Avec le mot, disons plus précisément: le signifiant, ce n’est pas simplement la succession de la présence et de l’absence qui entre en jeu, c’est leur simultanéité, la présence dans l’absence et inversement l’absence dans la présence. C’est un point central.
La présence dans l’absence c’est ce qu’il avait mis en acte si on peut dire, je ne suis pas sûr qu’on puisse le refaire jamais, vous vous souvenez dans le séminaire I : « quand je dis: les éléphants, les éléphants sont là » ! c’est une performance, c’est le cas de le dire. La parole, sa parole pouvait à ce moment-là, dans ces conditions-là, faire entendre, faire surgir plutôt, la présence dans l’absence.
Ce qui est intéressant c’est qu’on avait à l’époque une distinction entre cette simultanéité dans le langage parlé et la simple succession dans le langage binaire, mais j’ai appris que l’ordinateur maintenant fait aussi bien, qu’avec l’ordinateur quantique on a une e simultanéité des 1 et des 0, mais enfin on ne va pas faire parler l’ordinateur quantique.
Venons-en à l’expérience de la parole, et d’abord à ce qu’elle rencontre. Lacan y insiste dans Fonction et Champ… et dans le séminaire II: il y a un» mur du langage ». Cela fait image pour signifier quoi ? que le langage s’oppose à la parole, je cite « il s’oppose à la parole, il amortit son effet, il entre en contradiction avec elle ». Il fait obstacle à la dimension de l’Altérité avec un grand A, qui est propre à la parole, quand elle est vraiment la parole, ce que Lacan appelait la parole pleine.

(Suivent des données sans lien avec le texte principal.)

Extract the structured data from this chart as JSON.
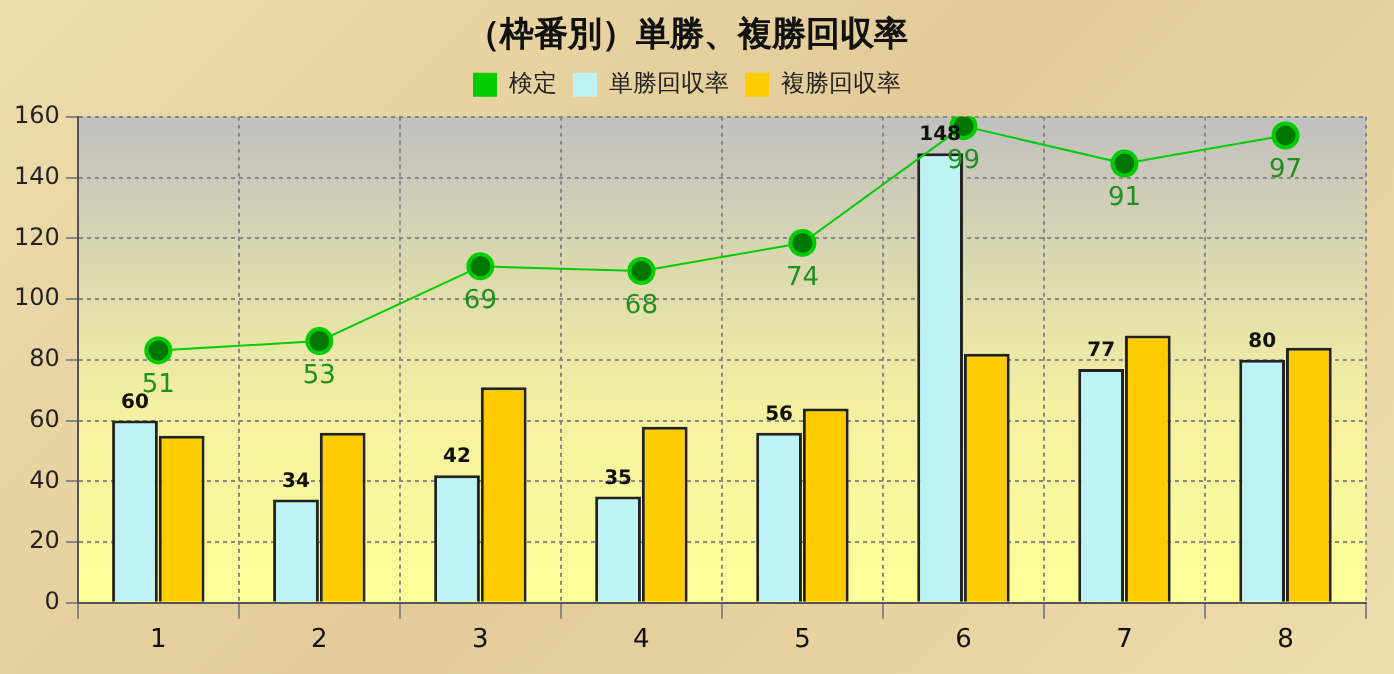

Dans Fonction et Champ… il va jusqu’à parler de l’épaisseur du mur du langage. Qu’est-ce que c’est que cette épaisseur ? Ce sont, disait-il, les kilogrammes de papier imprimé, les kilomètres de sillons discographiques, les heures d’émissions radiophoniques, qui contribuent à fixer l’usage des mots et, c’est le problème, qui contribuent à ramener le langage à l’objectivation, au positivisme, à un réalisme figé. La psychanalyse n’y échappe pas bien sûr. On a fétichisé les mots de Freud, ceux de Lacan, on a imaginarisé les topiques freudiennes.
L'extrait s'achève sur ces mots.